"Murder is only killing without a license," says Charles Bronson as professional assassin Arthur Bishop in the 1972 action flick The Mechanic
. Jason Statham
takes over Bronson's role with Ben Foster as his eager apprentice in director Simon West's remake of The Mechanic
, which opens this weekend in theaters. Before you see the glossy remake, check out the gritty original, which is available on DVD and to watch instantly on Netflix.
Seventies action films age like the fine Italian wine Bronson sips with his own amateur assassin, Steve (Jan-Michael Vincent), during one of their assignments. For the first 16 dialogue-free minutes of the original The Mechanic, we watch Bishop as he meticulously sets up a hit on a human target he has been observing from an apartment across the street.
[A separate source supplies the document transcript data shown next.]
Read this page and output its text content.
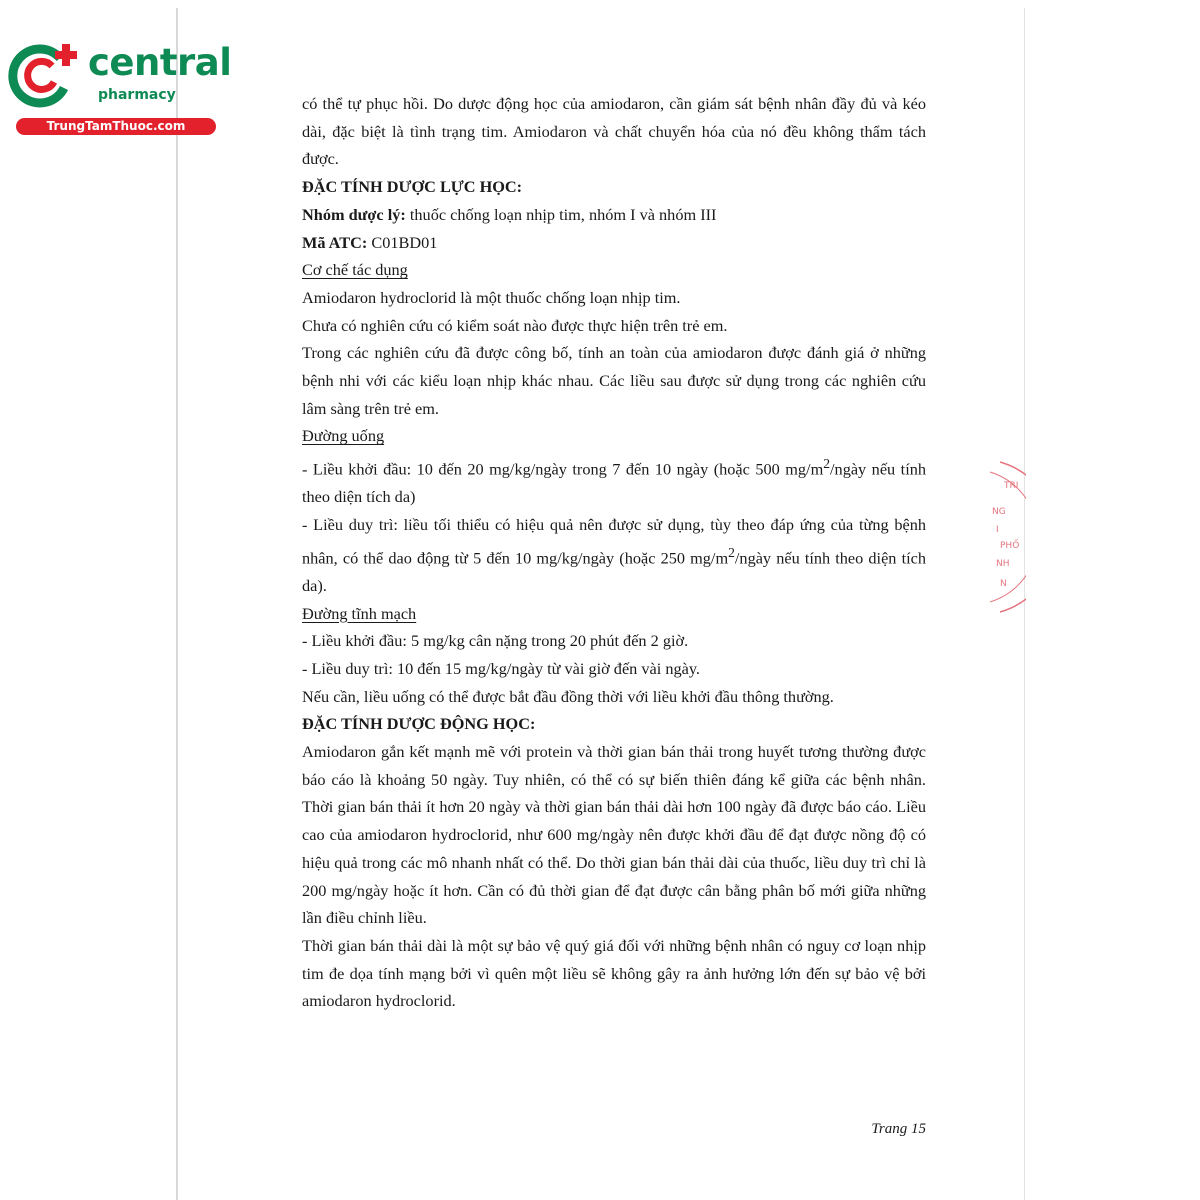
central
pharmacy
TrungTamThuoc.com

có thể tự phục hồi. Do dược động học của amiodaron, cần giám sát bệnh nhân đầy đủ và kéo dài, đặc biệt là tình trạng tim. Amiodaron và chất chuyển hóa của nó đều không thẩm tách được.

ĐẶC TÍNH DƯỢC LỰC HỌC:

Nhóm dược lý: thuốc chống loạn nhịp tim, nhóm I và nhóm III

Mã ATC: C01BD01

Cơ chế tác dụng

Amiodaron hydroclorid là một thuốc chống loạn nhịp tim.

Chưa có nghiên cứu có kiểm soát nào được thực hiện trên trẻ em.

Trong các nghiên cứu đã được công bố, tính an toàn của amiodaron được đánh giá ở những bệnh nhi với các kiểu loạn nhịp khác nhau. Các liều sau được sử dụng trong các nghiên cứu lâm sàng trên trẻ em.

Đường uống

- Liều khởi đầu: 10 đến 20 mg/kg/ngày trong 7 đến 10 ngày (hoặc 500 $mg/m^2$/ngày nếu tính theo diện tích da)

- Liều duy trì: liều tối thiểu có hiệu quả nên được sử dụng, tùy theo đáp ứng của từng bệnh nhân, có thể dao động từ 5 đến 10 mg/kg/ngày (hoặc 250 $mg/m^2$/ngày nếu tính theo diện tích da).

Đường tĩnh mạch

- Liều khởi đầu: 5 mg/kg cân nặng trong 20 phút đến 2 giờ.

- Liều duy trì: 10 đến 15 mg/kg/ngày từ vài giờ đến vài ngày.

Nếu cần, liều uống có thể được bắt đầu đồng thời với liều khởi đầu thông thường.

ĐẶC TÍNH DƯỢC ĐỘNG HỌC:

Amiodaron gắn kết mạnh mẽ với protein và thời gian bán thải trong huyết tương thường được báo cáo là khoảng 50 ngày. Tuy nhiên, có thể có sự biến thiên đáng kể giữa các bệnh nhân. Thời gian bán thải ít hơn 20 ngày và thời gian bán thải dài hơn 100 ngày đã được báo cáo. Liều cao của amiodaron hydroclorid, như 600 mg/ngày nên được khởi đầu để đạt được nồng độ có hiệu quả trong các mô nhanh nhất có thể. Do thời gian bán thải dài của thuốc, liều duy trì chỉ là 200 mg/ngày hoặc ít hơn. Cần có đủ thời gian để đạt được cân bằng phân bố mới giữa những lần điều chỉnh liều.

Thời gian bán thải dài là một sự bảo vệ quý giá đối với những bệnh nhân có nguy cơ loạn nhịp tim đe dọa tính mạng bởi vì quên một liều sẽ không gây ra ảnh hưởng lớn đến sự bảo vệ bởi amiodaron hydroclorid.

TRI
NG
I
PHỐ
NH
N
Trang 15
Bishop is an expert at making your untimely death look like an accident, like when he shoots at career criminal "Big Harry" McKenna—making him think a sniper is gunning for him—and then smothers the exhausted old man to death as he races for the safety of his car.
At Big Harry's funeral, Bishop meets Harry's narcissistic party-boy son Steve, who is intrigued by Bishop. After some male bonding, Bishop confides in Steve the true nature of his work and reluctantly takes the young man along on some of his hits. The two make a lethal pair, but the May-December bromance is short-lived when, on assignment in Italy, Bishop discovers that Steve has been studying him to find a perfect way to kill him. Who will survive until the end credits when a seasoned veteran takes on his own apprentice? The answer might surprise you in this action classic that is a must-see for Bronson fans and action connoisseurs.